Chronic diabetes mellitus induced in rats by streptozotocin or of genetic origin in Db/Db mice is associated with a loss of capillaries, arteriolar constriction, and a decrease in resting and maximum blood flow. As a result of these vascular changes, as well as glycolysation of hemoglobin, it is possible that tissue Po2 is reduced at rest and cannot be substantially increased during dilatation. Tissue Po2 in the intestinal muscle layer was measured at rest and during maximal dilation. In addition, the spacing between capillaries with active flow and the velocity of red blood cell flow in capillaries were measured at rest and at maximum dilation. These measurements were made in normal and diabetic rats (streptozotocin) at age 26-30 weeks; the diabetic animals had been hyperglycemic (greater than 350 mg/100 ml) for 12-15 weeks. Tissue Po2 at a distance of about 15 microns from the arterial, mid-point, and venous end of capillaries in normal rats was 24.8 +/- 1.1 (SE), 23.1 +/- 1.2, and 22.4 +/- 0.9 mm Hg, respectively, compared with 25.8 +/- 0.9, 24.1 +/- 1.2, and 22.4 +/- 1.1 mm Hg, respectively, in diabetic rats. The maximum mid-capillary tissue Po2 during dilation was 27.7 +/- 1.3 mm Hg in normal rats and 29.7 +/- 1.5 mm Hg in diabetic rats. The average distance between capillaries was 37.6 +/- 2.0 microns in normal rats and 46.8 +/- 2.9 microns in diabetic animals; vasodilation did not change the capillary spacing in either group of animals. Capillary red cell velocity in normal rats increased from 0.98 +/- 0.11 mm/sec at rest to 2.1 +/- 0.4 mm/sec during dilatation. For comparable conditions in diabetic rats, the velocities were 0.41 +/- 0.07 and 1.06 +/- 0.19 mm/sec. The data presented indicate that the diabetic animals have tissue Po2 equivalent to those in normal rats, both at rest and during maximum vasodilation. The loss of capillaries and decreased resting and maximum capillary red cell velocity in diabetic rats would decrease the delivery of oxygen, but, apparently, a decrease in oxygen consumption occurred that allowed the intestinal tissue to have a normal Po2.
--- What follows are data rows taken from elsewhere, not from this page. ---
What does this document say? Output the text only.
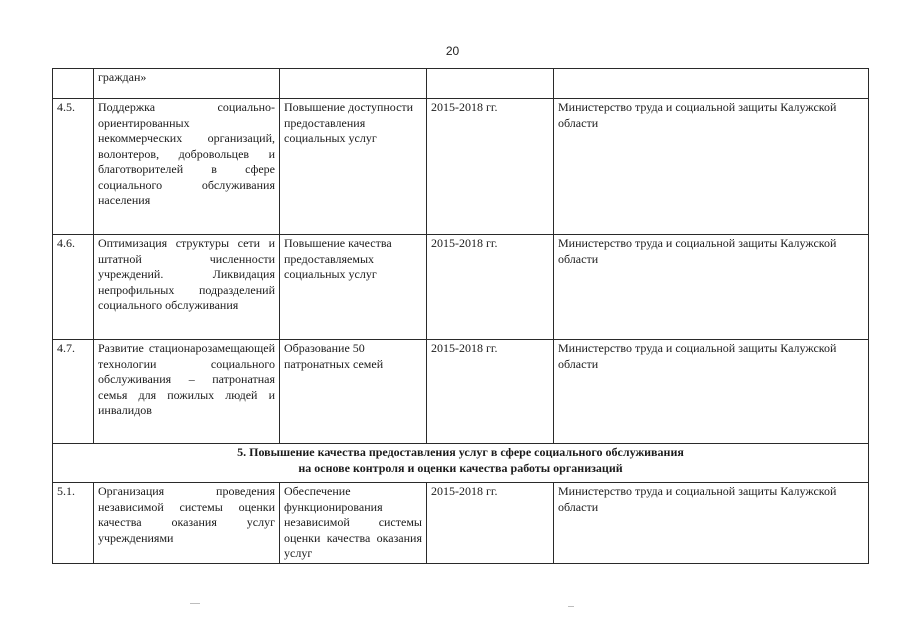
20
	граждан»			
4.5.	Поддержка социально-ориентированных некоммерческих организаций, волонтеров, добровольцев и благотворителей в сфере социального обслуживания населения	Повышение доступности предоставления социальных услуг	2015-2018 гг.	Министерство труда и социальной защиты Калужской области
4.6.	Оптимизация структуры сети и штатной численности учреждений. Ликвидация непрофильных подразделений социального обслуживания	Повышение качества предоставляемых социальных услуг	2015-2018 гг.	Министерство труда и социальной защиты Калужской области
4.7.	Развитие стационарозамещающей технологии социального обслуживания – патронатная семья для пожилых людей и инвалидов	Образование 50 патронатных семей	2015-2018 гг.	Министерство труда и социальной защиты Калужской области

5. Повышение качества предоставления услуг в сфере социального обслуживания
на основе контроля и оценки качества работы организаций				

5.1.	Организация проведения независимой системы оценки качества оказания услуг учреждениями	Обеспечение функционирования независимой системы оценки качества оказания услуг	2015-2018 гг.	Министерство труда и социальной защиты Калужской области
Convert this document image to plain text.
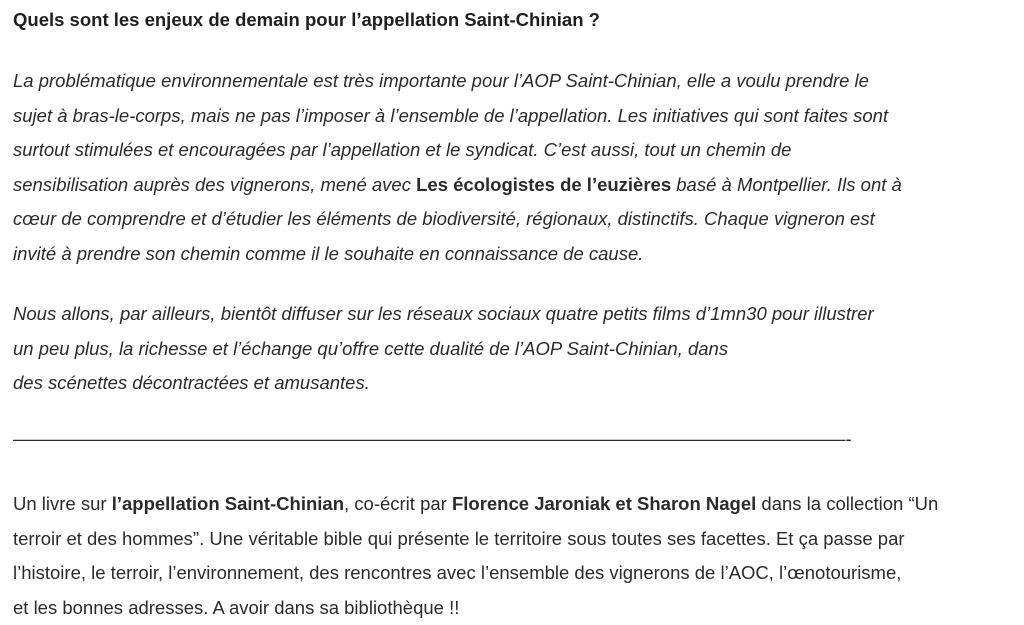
Quels sont les enjeux de demain pour l’appellation Saint-Chinian ?

La problématique environnementale est très importante pour l’AOP Saint-Chinian, elle a voulu prendre le
sujet à bras-le-corps, mais ne pas l’imposer à l’ensemble de l’appellation. Les initiatives qui sont faites sont
surtout stimulées et encouragées par l’appellation et le syndicat. C’est aussi, tout un chemin de
sensibilisation auprès des vignerons, mené avec Les écologistes de l’euzières basé à Montpellier. Ils ont à
cœur de comprendre et d’étudier les éléments de biodiversité, régionaux, distinctifs. Chaque vigneron est
invité à prendre son chemin comme il le souhaite en connaissance de cause.

Nous allons, par ailleurs, bientôt diffuser sur les réseaux sociaux quatre petits films d’1mn30 pour illustrer
un peu plus, la richesse et l’échange qu’offre cette dualité de l’AOP Saint-Chinian, dans
des scénettes décontractées et amusantes.

—————————————————————————————————————————————-

Un livre sur l’appellation Saint-Chinian, co-écrit par Florence Jaroniak et Sharon Nagel dans la collection “Un
terroir et des hommes”. Une véritable bible qui présente le territoire sous toutes ses facettes. Et ça passe par
l’histoire, le terroir, l’environnement, des rencontres avec l’ensemble des vignerons de l’AOC, l’œnotourisme,
et les bonnes adresses. A avoir dans sa bibliothèque !!
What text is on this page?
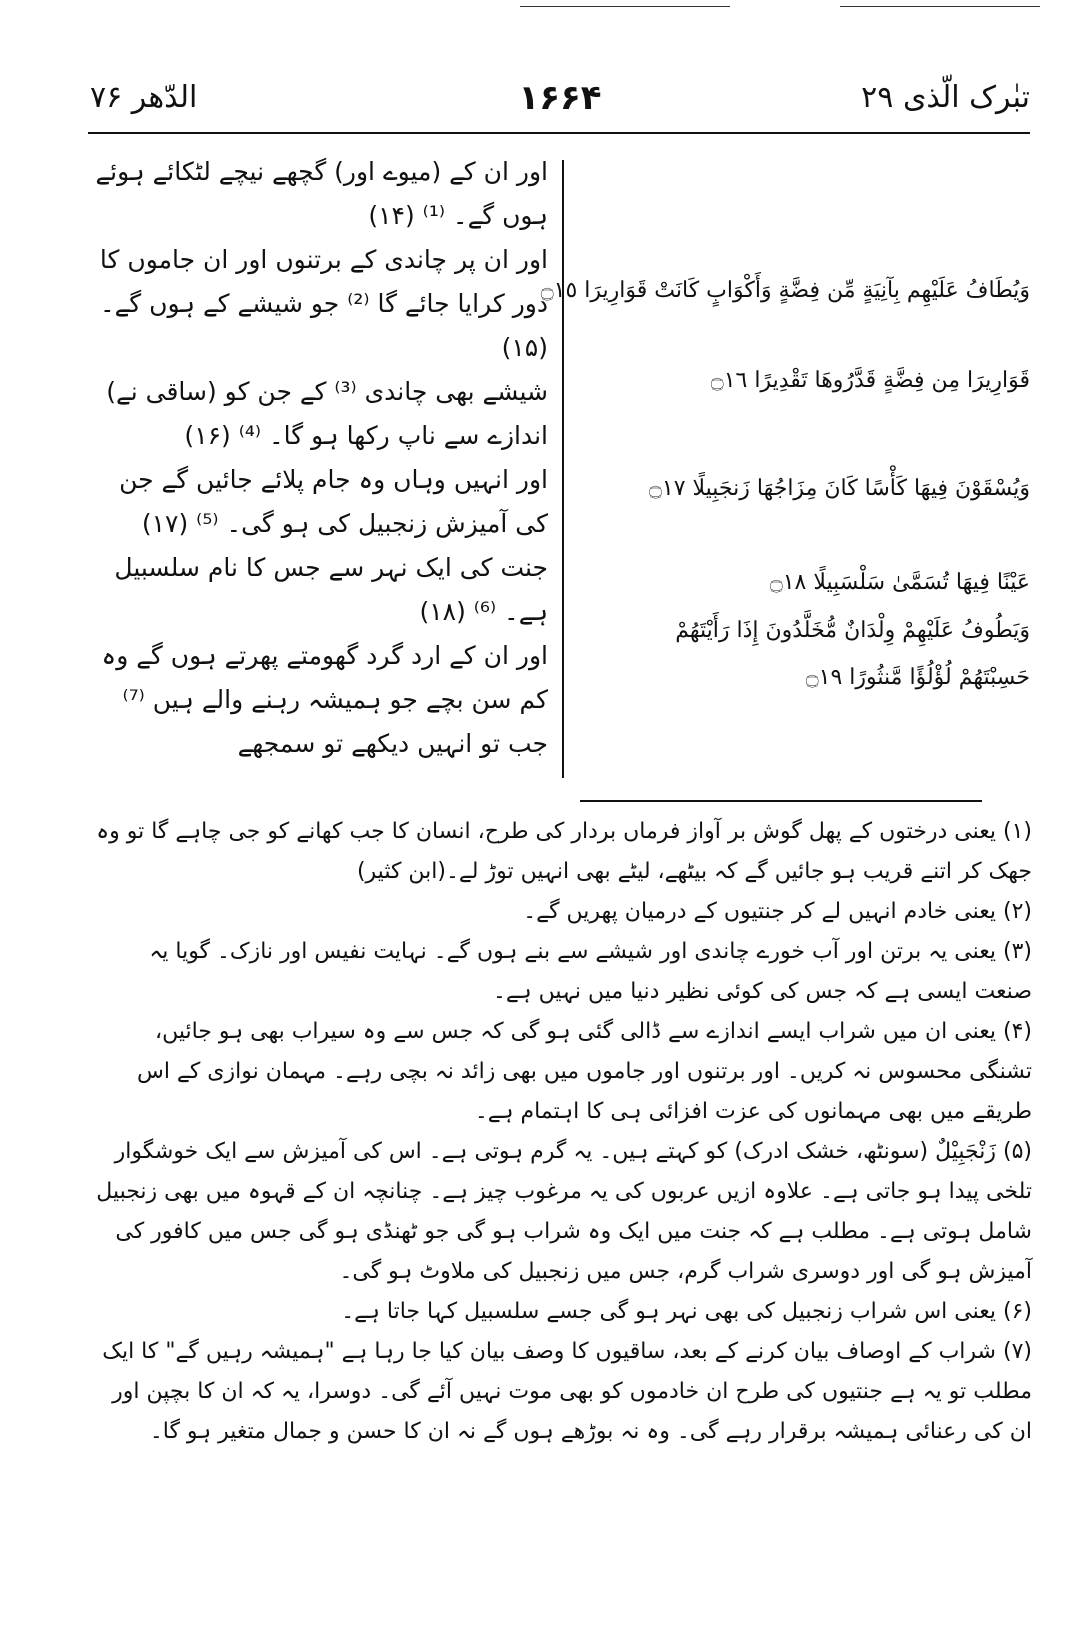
۱۶۶۴
الدّھر ۷۶	تبٰرک الّذی ۲۹

اور ان کے (میوے اور) گچھے نیچے لٹکائے ہوئے ہوں گے۔ ⁽¹⁾ (۱۴)

اور ان پر چاندی کے برتنوں اور ان جاموں کا دور کرایا جائے گا ⁽²⁾ جو شیشے کے ہوں گے۔(۱۵)

شیشے بھی چاندی ⁽³⁾ کے جن کو (ساقی نے) اندازے سے ناپ رکھا ہو گا۔ ⁽⁴⁾ (۱۶)

اور انہیں وہاں وہ جام پلائے جائیں گے جن کی آمیزش زنجبیل کی ہو گی۔ ⁽⁵⁾ (۱۷)

جنت کی ایک نہر سے جس کا نام سلسبیل ہے۔ ⁽⁶⁾ (۱۸)

اور ان کے ارد گرد گھومتے پھرتے ہوں گے وہ کم سن بچے جو ہمیشہ رہنے والے ہیں ⁽⁷⁾ جب تو انہیں دیکھے تو سمجھے

وَيُطَافُ عَلَيْهِم بِآنِيَةٍ مِّن فِضَّةٍ وَأَكْوَابٍ كَانَتْ قَوَارِيرَا ۝١٥
قَوَارِيرَا مِن فِضَّةٍ قَدَّرُوهَا تَقْدِيرًا ۝١٦
وَيُسْقَوْنَ فِيهَا كَأْسًا كَانَ مِزَاجُهَا زَنجَبِيلًا ۝١٧
عَيْنًا فِيهَا تُسَمَّىٰ سَلْسَبِيلًا ۝١٨
وَيَطُوفُ عَلَيْهِمْ وِلْدَانٌ مُّخَلَّدُونَ إِذَا رَأَيْتَهُمْ
حَسِبْتَهُمْ لُؤْلُؤًا مَّنثُورًا ۝١٩

(۱) یعنی درختوں کے پھل گوش بر آواز فرماں بردار کی طرح، انسان کا جب کھانے کو جی چاہے گا تو وہ جھک کر اتنے قریب ہو جائیں گے کہ بیٹھے، لیٹے بھی انہیں توڑ لے۔(ابن کثیر)

(۲) یعنی خادم انہیں لے کر جنتیوں کے درمیان پھریں گے۔

(۳) یعنی یہ برتن اور آب خورے چاندی اور شیشے سے بنے ہوں گے۔ نہایت نفیس اور نازک۔ گویا یہ صنعت ایسی ہے کہ جس کی کوئی نظیر دنیا میں نہیں ہے۔

(۴) یعنی ان میں شراب ایسے اندازے سے ڈالی گئی ہو گی کہ جس سے وہ سیراب بھی ہو جائیں، تشنگی محسوس نہ کریں۔ اور برتنوں اور جاموں میں بھی زائد نہ بچی رہے۔ مہمان نوازی کے اس طریقے میں بھی مہمانوں کی عزت افزائی ہی کا اہتمام ہے۔

(۵) زَنْجَبِیْلٌ (سونٹھ، خشک ادرک) کو کہتے ہیں۔ یہ گرم ہوتی ہے۔ اس کی آمیزش سے ایک خوشگوار تلخی پیدا ہو جاتی ہے۔ علاوہ ازیں عربوں کی یہ مرغوب چیز ہے۔ چنانچہ ان کے قہوہ میں بھی زنجبیل شامل ہوتی ہے۔ مطلب ہے کہ جنت میں ایک وہ شراب ہو گی جو ٹھنڈی ہو گی جس میں کافور کی آمیزش ہو گی اور دوسری شراب گرم، جس میں زنجبیل کی ملاوٹ ہو گی۔

(۶) یعنی اس شراب زنجبیل کی بھی نہر ہو گی جسے سلسبیل کہا جاتا ہے۔

(۷) شراب کے اوصاف بیان کرنے کے بعد، ساقیوں کا وصف بیان کیا جا رہا ہے "ہمیشہ رہیں گے" کا ایک مطلب تو یہ ہے جنتیوں کی طرح ان خادموں کو بھی موت نہیں آئے گی۔ دوسرا، یہ کہ ان کا بچپن اور ان کی رعنائی ہمیشہ برقرار رہے گی۔ وہ نہ بوڑھے ہوں گے نہ ان کا حسن و جمال متغیر ہو گا۔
链脲佐菌素诱导大鼠产生的慢性糖尿病或基因源性的 Db/Db 小鼠糖尿病,与毛细血管丧失、小动脉收缩以及静息和最大血流量减少有关。由于这些血管变化以及血红蛋白糖基化,有可能静息时组织氧分压降低,且在血管扩张时不能大幅升高。在静息和最大扩张时测量了肠肌层的组织氧分压。此外,还测量了有血流的毛细血管之间的间距以及静息和最大扩张时毛细血管中红细胞的流速。这些测量是在 26 - 30 周龄的正常和糖尿病大鼠(链脲佐菌素诱导)中进行的;糖尿病动物已高血糖(大于 350 mg/100 ml)12 - 15 周。正常大鼠中,距毛细血管动脉端、中点和静脉端约 15 微米处的组织氧分压分别为 24.8±1.1(标准误)、23.1±1.2 和 22.4±0.9 mmHg,而糖尿病大鼠分别为 25.8±0.9、24.1±1.2 和 22.4±1.1 mmHg。扩张时毛细血管中点处的最大组织氧分压在正常大鼠中为 27.7±1.3 mmHg,在糖尿病大鼠中为 29.7±1.5 mmHg。正常大鼠中毛细血管的平均间距为 37.6±2.0 微米,糖尿病动物中为 46.8±2.9 微米;血管扩张未改变两组动物的毛细血管间距。正常大鼠毛细血管中红细胞速度从静息时的 0.98±0.11 mm/秒增加到扩张时的 2.1±0.4 mm/秒。在糖尿病大鼠的类似条件下,速度分别为 0.41±0.07 和 1.06±0.19 mm/秒。所呈现的数据表明,糖尿病动物在静息和最大血管扩张时的组织氧分压与正常大鼠相当。糖尿病大鼠毛细血管丧失以及静息和最大毛细血管红细胞速度降低会减少氧气输送,但显然,耗氧量的降低使肠组织具有正常的氧分压。